We conclude today’s melodramatic embrace by taking a look at another Pre-Code film. Released in 1932, Merrily We Go To Hell takes a look at one of the institutions that the Production Code was meant to save: marriage. It also takes a look at alcoholism, overprotective fathers, and what goes on backstage during a Broadway production. In many ways, this movie is a comedy but, at heart, it’s a melodrama through and through.
Everyone should have a catchphrase. Myself, for example, I tend to say “Stay Supple” a lot. It drives some people crazy but I like the way it sounds and I also happen to think that it’s a pretty good expression of how I view life. Alcoholic newspaper reporter Jerry Corbett (Fredric March) has a catch phrase of his own. Every time he takes a drink, he toasts with, “Merrily, we go to Hell.” Jerry has been haunted ever since he was dumped by his beautiful girlfriend, actress Claire Hempstead (Adrienne Ames), and he now spends all of his time drinking and dreaming of being a playwright.
However, things start to look up for Jerry when, at one of those decadent rooftop parties that always seem to show up in pre-Code films, he meets an innocent young heiress named Joan (Sylvia Sidney). Jerry and Joan fall in love and, despite the reservations of Joan’s disapproving father (George Irving), they marry. With Joan’s help, Jerry stops drinking and writes his play. It’s called “When Women Say No” and despite the creepy and misogynistic title, it becomes a huge success. Oh, did I say despite? I meant to say because of.
(For those you sitting at home, I am currently dramatically rolling my eyes and shaking my head.)
However, there’s a problem. Guess who is cast as the play’s leading lady? That’s right — Claire! Jerry may love Joan but he’s obsessed with Claire. Having again fallen under her spell, Jerry is soon drinking again and neglecting his wife. However — and this is what distinguishes Merrily We Go To Hell from even most films made today — Joan doesn’t just silently accept Jerry’s infidelity or sit around obsessing on how she can get her husband back. Instead, she decides that if he can do it, she can do it. And who can blame her when Charlie Baxter is around? Not only is Charlie suave and handsome but he’s played by none other than Cary Grant!

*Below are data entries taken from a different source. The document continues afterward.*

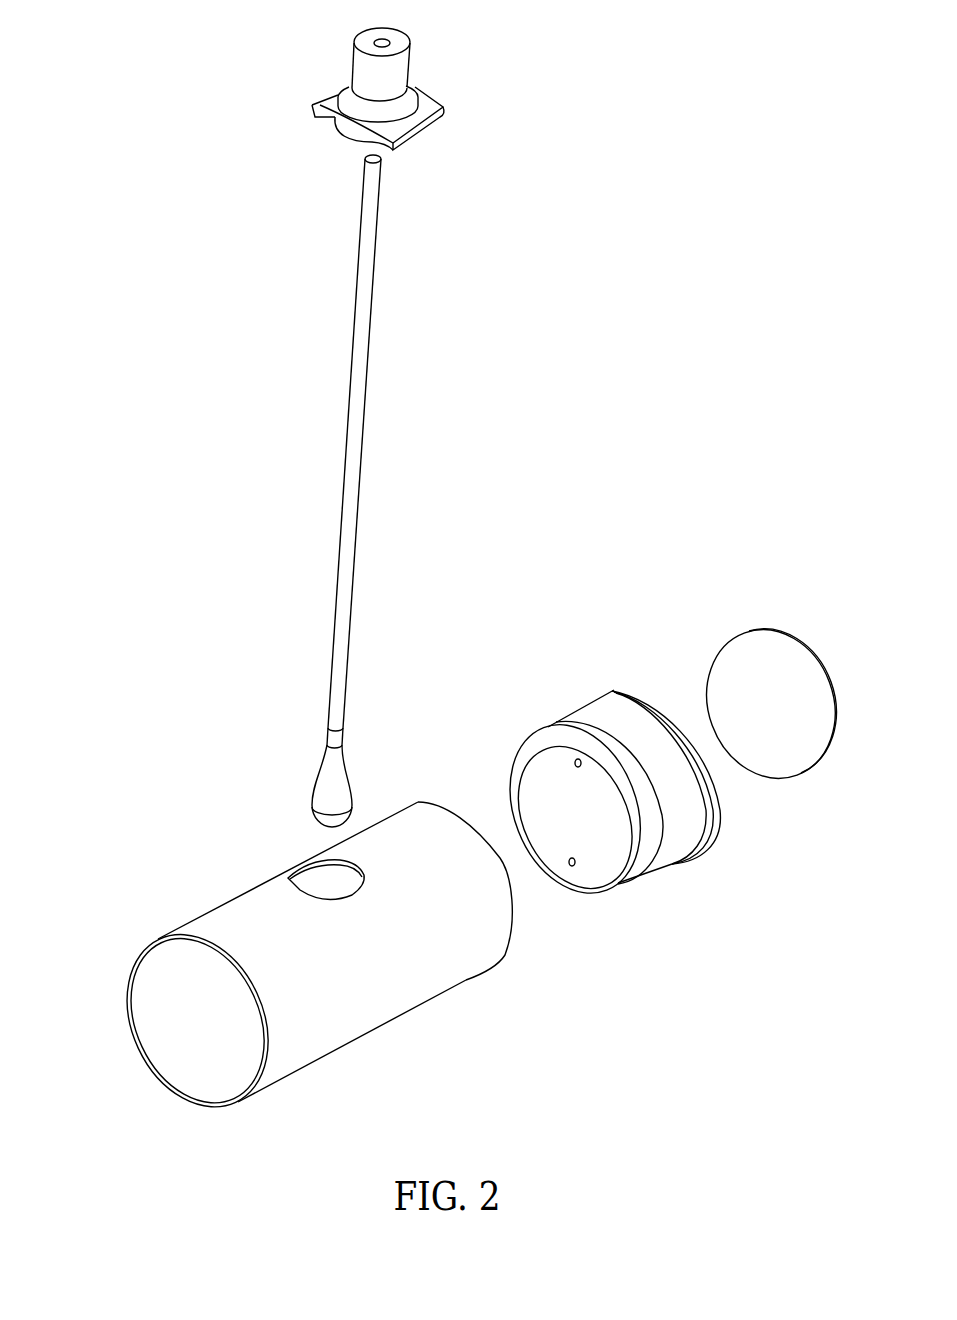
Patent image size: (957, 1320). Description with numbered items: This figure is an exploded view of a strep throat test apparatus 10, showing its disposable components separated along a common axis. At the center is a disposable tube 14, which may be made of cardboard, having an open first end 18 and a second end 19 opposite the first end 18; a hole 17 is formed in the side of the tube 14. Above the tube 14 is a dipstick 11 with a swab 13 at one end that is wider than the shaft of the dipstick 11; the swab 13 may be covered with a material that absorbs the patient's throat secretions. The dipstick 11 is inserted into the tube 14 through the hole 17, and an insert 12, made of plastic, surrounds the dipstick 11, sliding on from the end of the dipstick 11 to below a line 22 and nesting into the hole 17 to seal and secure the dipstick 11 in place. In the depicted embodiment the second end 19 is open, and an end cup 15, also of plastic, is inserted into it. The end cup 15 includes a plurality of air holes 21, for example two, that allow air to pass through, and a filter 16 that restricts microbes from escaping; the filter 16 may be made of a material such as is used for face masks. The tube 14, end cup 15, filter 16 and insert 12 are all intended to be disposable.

The strep throat test apparatus 10 is at (850, 153).
The dipstick 11 is at (362, 484).
The insert 12 is at (433, 100).
The swab 13 is at (350, 787).
The tube 14 is at (315, 964).
The end cup 15 is at (604, 804).
The filter 16 is at (823, 680).
The hole 17 is at (333, 885).
The first end 18 is at (183, 997).
The second end 19 is at (503, 858).
The air holes 21 is at (582, 768).
The line 22 is at (328, 728).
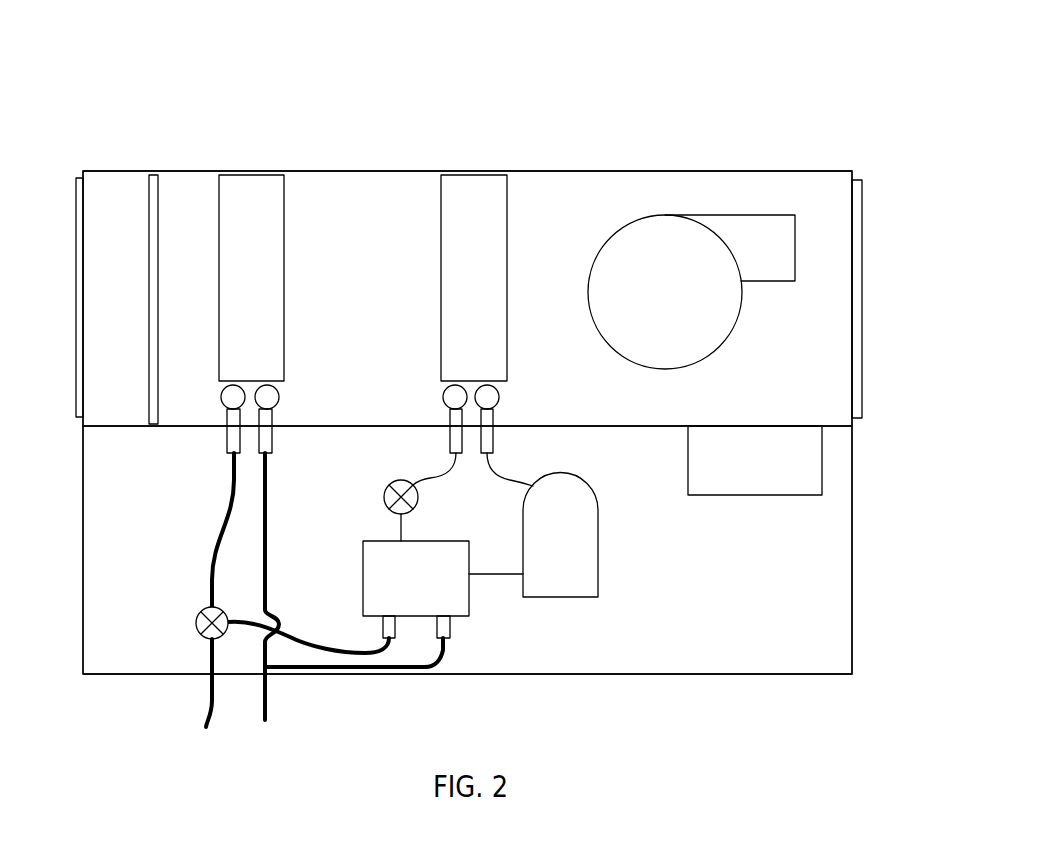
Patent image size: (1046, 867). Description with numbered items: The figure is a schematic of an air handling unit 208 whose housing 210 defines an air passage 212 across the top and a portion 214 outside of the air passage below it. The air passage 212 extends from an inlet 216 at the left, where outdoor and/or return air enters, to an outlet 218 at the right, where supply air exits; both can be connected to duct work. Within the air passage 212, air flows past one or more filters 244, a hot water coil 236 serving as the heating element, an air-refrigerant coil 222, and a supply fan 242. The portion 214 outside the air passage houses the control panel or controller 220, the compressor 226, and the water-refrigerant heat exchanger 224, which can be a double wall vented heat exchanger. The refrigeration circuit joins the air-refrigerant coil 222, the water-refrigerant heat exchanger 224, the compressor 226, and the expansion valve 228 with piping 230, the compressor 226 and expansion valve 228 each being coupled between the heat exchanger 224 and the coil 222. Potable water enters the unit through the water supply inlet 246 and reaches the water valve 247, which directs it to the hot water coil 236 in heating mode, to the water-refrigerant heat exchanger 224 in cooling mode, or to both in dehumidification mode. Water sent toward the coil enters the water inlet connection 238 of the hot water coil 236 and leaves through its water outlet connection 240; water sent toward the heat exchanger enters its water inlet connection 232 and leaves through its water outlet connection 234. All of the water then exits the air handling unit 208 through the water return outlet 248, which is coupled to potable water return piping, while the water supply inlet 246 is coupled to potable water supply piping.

The air handling unit 208 is at (735, 106).
The housing 210 is at (562, 173).
The air passage 212 is at (112, 302).
The portion outside of the air passage 214 is at (142, 532).
The inlet 216 is at (80, 198).
The outlet 218 is at (860, 368).
The control panel or controller 220 is at (775, 473).
The air-refrigerant coil 222 is at (467, 187).
The water-refrigerant heat exchanger 224 is at (375, 579).
The compressor 226 is at (585, 545).
The expansion valve 228 is at (400, 480).
The piping 230 is at (497, 466).
The water inlet connection 232 is at (389, 628).
The water outlet connection 234 is at (443, 622).
The hot water coil 236 is at (240, 182).
The water inlet connection 238 is at (233, 439).
The water outlet connection 240 is at (265, 435).
The supply fan 242 is at (697, 338).
The filter 244 is at (153, 187).
The water supply inlet 246 is at (205, 697).
The water valve 247 is at (196, 626).
The water return outlet 248 is at (268, 700).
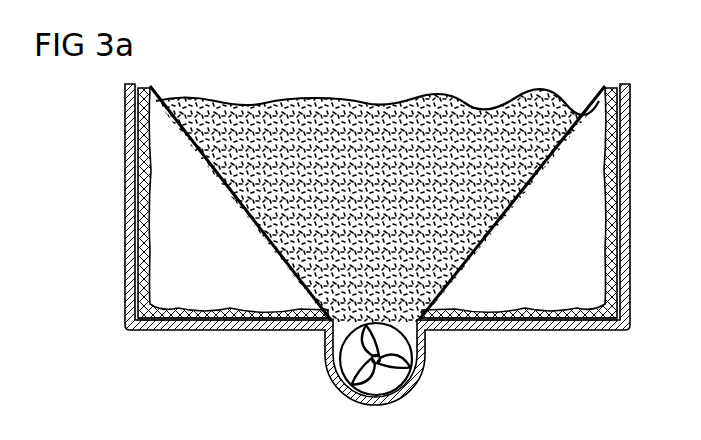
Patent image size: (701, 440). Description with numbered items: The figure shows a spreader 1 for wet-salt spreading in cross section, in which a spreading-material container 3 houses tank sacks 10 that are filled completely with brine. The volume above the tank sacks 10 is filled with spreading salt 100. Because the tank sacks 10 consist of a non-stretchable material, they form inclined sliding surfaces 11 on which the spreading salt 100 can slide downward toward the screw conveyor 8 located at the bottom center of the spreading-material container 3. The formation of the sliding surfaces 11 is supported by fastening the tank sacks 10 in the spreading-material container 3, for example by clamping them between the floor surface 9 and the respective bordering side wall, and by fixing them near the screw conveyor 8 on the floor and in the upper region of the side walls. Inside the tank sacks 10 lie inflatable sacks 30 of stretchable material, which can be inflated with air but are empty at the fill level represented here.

Merrily we go to Hell indeed!
Merrily We Go To Hell is available as a part of the Pre-Code Hollywood Collection and I think it makes for a good double feature with The Cheat. (The people who put together the Pre-Code Hollywood Collection obviously agreed with me because they put both films on the same disc.) While Merrily We Go To Hell is, at heart, a very serious movie, it begins with a deceptively light touch. Fredric March was such a charming actor and seems to be having so much fun playing Jerry as a charming and well-meaning fuckup, that you actually are surprised when the film reveals just how desperate a character he really is. This is the epitome of the type of film that makes you laugh at the start just so it can make you cry at the end.
Incidentally, Merrily We Go To Hell was directed by Dorothy Arzner, one of the only female directors to work in Hollywood during the studio era. As a director, she understands that, at heart, Merrily We Go To Hell is Joan’s story. Whereas a male director would probably have focused almost exclusively on Jerry and used Joan as a mere plot device, Arzner is more interested in exploring why Joan marries Jerry in the first place and how she deals with the inevitable discovery that there’s actually less to Jerry than first met the eye. It’s that perspective that ultimately elevates Merrily We Go To Hell above the level of being a mere domestic dramedy and makes it worth watching 82 years after it was first released.